LINCOLN CITY — On Friday, it was announced that the Oregon Government Ethics Commission had dismissed the ethics violation complaint that Justin Werner of Lincolncityhomepage.com made against the council and mayor of Lincoln City in 2018, despite investigator Diane Gould’s recommendation that they find them in violation of public meeting law.
It was explained in the Jan. 25 meeting that there is no hard and fast rule in this situation and it is taken case-by-case basis — repeatedly statement by multiple people in the meeting that the commission was in a difficult position with this case.
One such factor that makes this case “messy,” as one commissioner described it, is that under Oregon legislation passed in 2015, the ethics commission “may not adopt rules that establish what entities are considered representatives of the news media” — nor is the term “news media” defined in public meeting law.
And, while Lincoln City has a media policy outlined on their site — which is legal — it is the opinion of the attorney general that enforcement of a policy or the requirement of advance notice results in the exclusion of a news media representative from a meeting, then the exclusion is a violation of public meeting law.
In addition, it was noted in the report that the council and city staff have previously corresponded with Justin Werner as a representative of Lincoln City Homepage. Werner and his staff have covered the city council with increasing frequency since 2015.
As part of the Gould’s conclusion that this exclusion was a violation of the law, she pointed out that “the requirement that a representative of the news media submit ‘substantial evidence’ to the City Council ‘30 days in advance of the first executive session that the entity desires to attend’ is impractical, as one does not know until an agenda is published, usually a few days prior to the meeting, when an executive session is planned and for what purpose.”
Due to the lack of statutory definitions for “news media” and the complicated nature of the case, it was moved that the commission dismiss the complaints altogether, rather than finding the councilors and mayor in violation or not in violation of public meeting law. The motion passed, 7-2.
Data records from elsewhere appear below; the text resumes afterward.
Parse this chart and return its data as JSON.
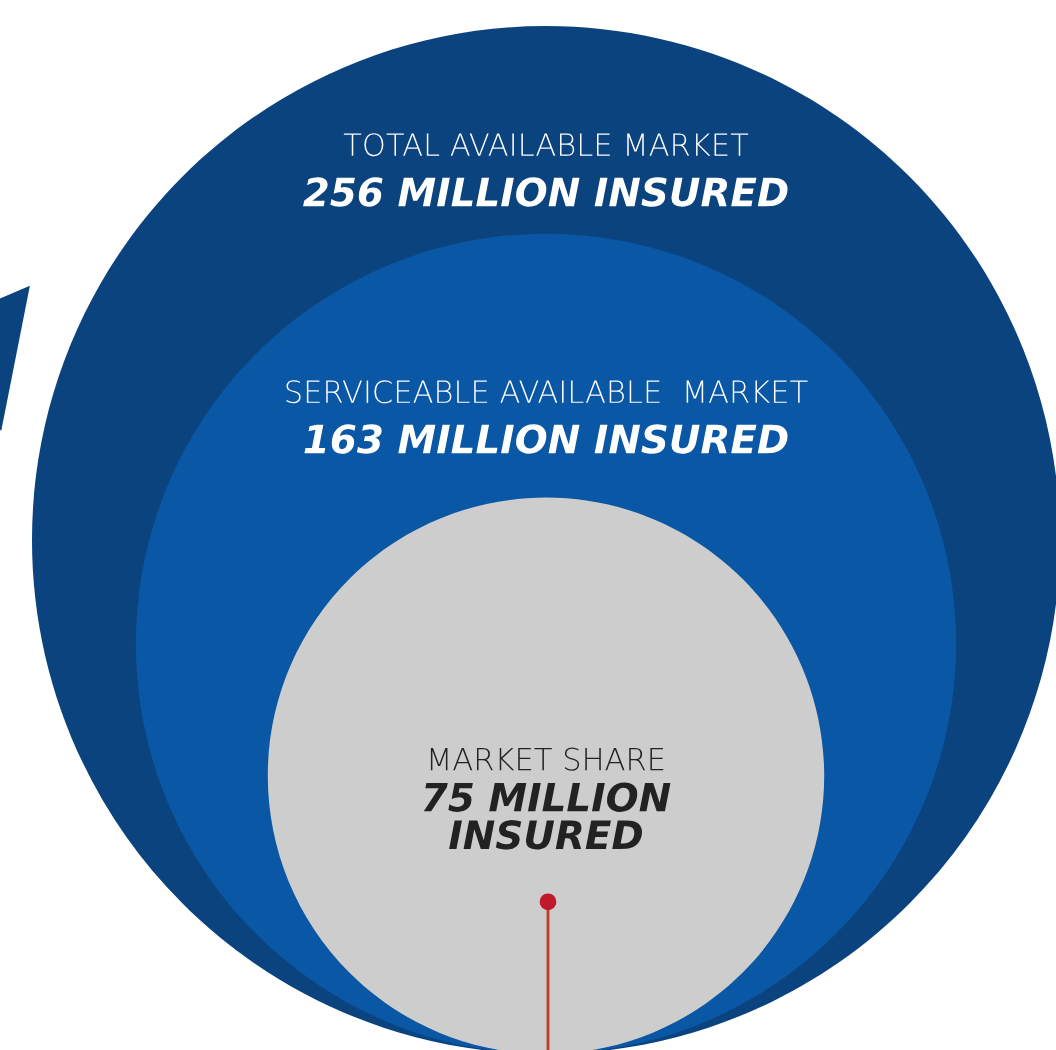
{
  "chart_data": {
    "type": "other",
    "categories": [
      "TOTAL AVAILABLE MARKET",
      "SERVICEABLE AVAILABLE  MARKET",
      "MARKET SHARE"
    ],
    "values": [
      256,
      163,
      75
    ],
    "value_labels": [
      "256 MILLION INSURED",
      "163 MILLION INSURED",
      "75 MILLION INSURED"
    ],
    "colors": [
      "#0b437f",
      "#0a57a6",
      "#cdcdcd"
    ]
  }
}
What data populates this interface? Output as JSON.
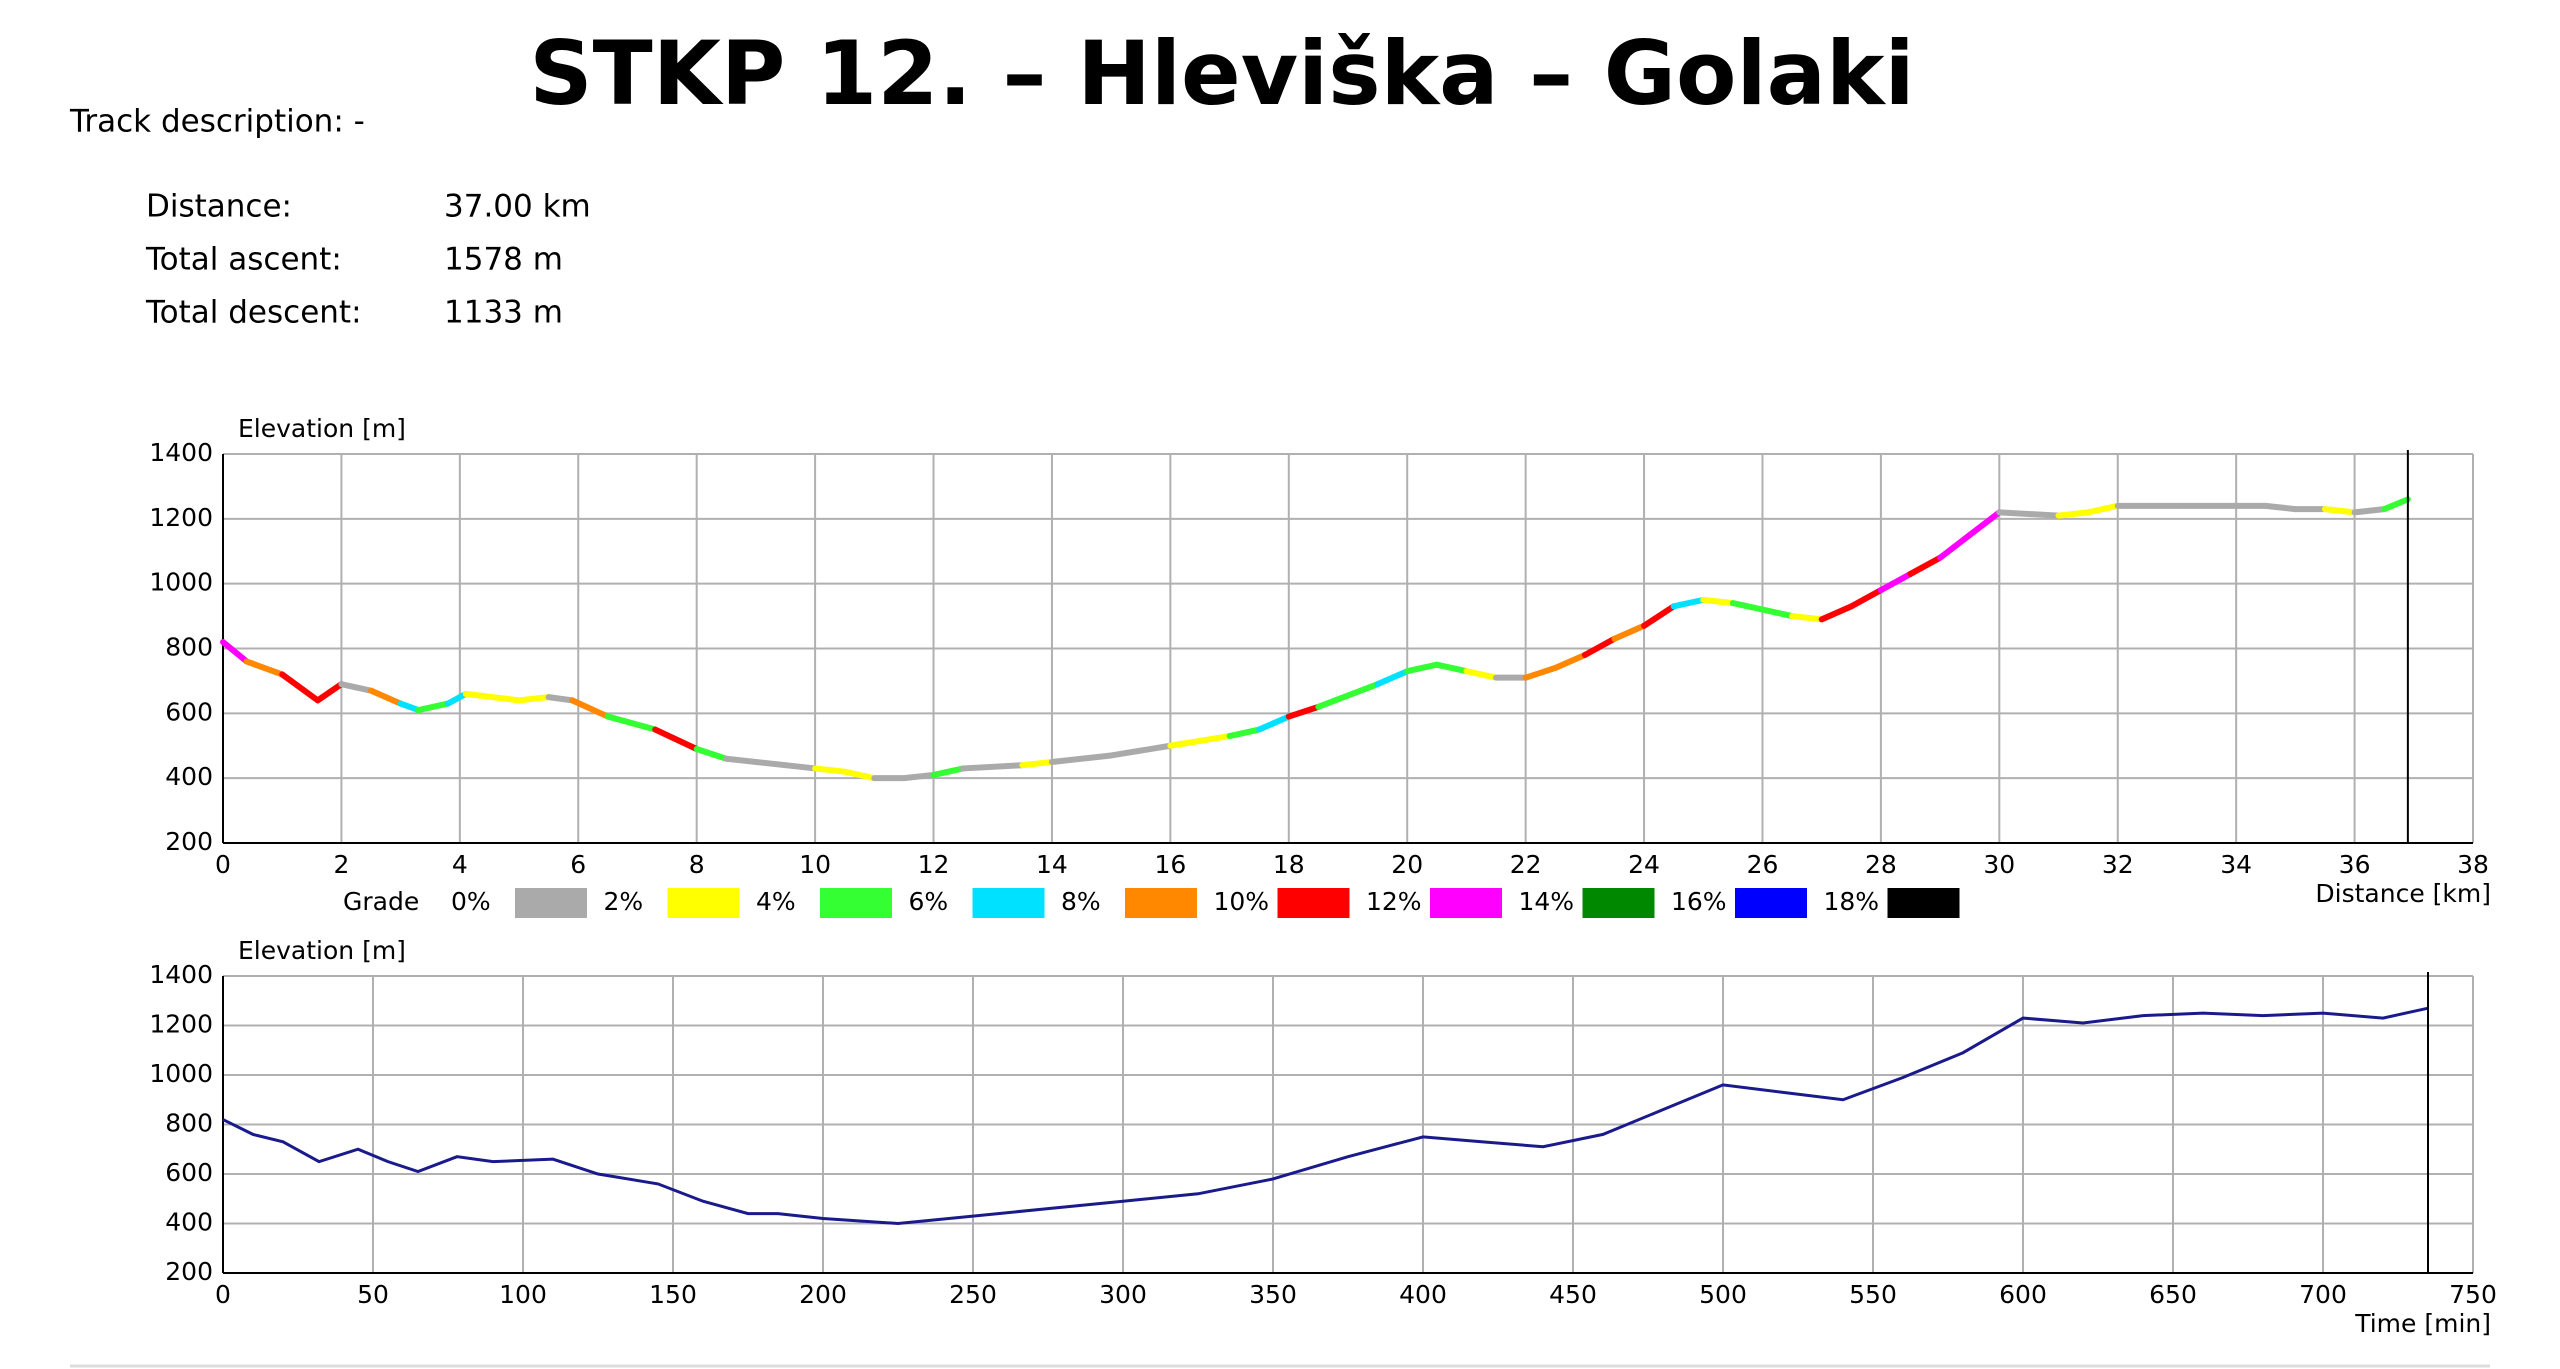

However, in discussion, Commissioner Kamala Shugar expressed a hope that Lincoln City would make plans for a more transparent process in considering potential representatives of the news media.
“The tip of the spear for freedom of the press took a glancing blow with this outcome," Werner told the News-Times on Monday.
He also added that, “satisfying the community with coverage of local news is our primary goal and this decision doesn't do anything to stop us — in fact, it helps.”
Neither sitting mayor Dick Anderson nor the council president, Judy Casper, immediately returned comment on the outcome of the complaints.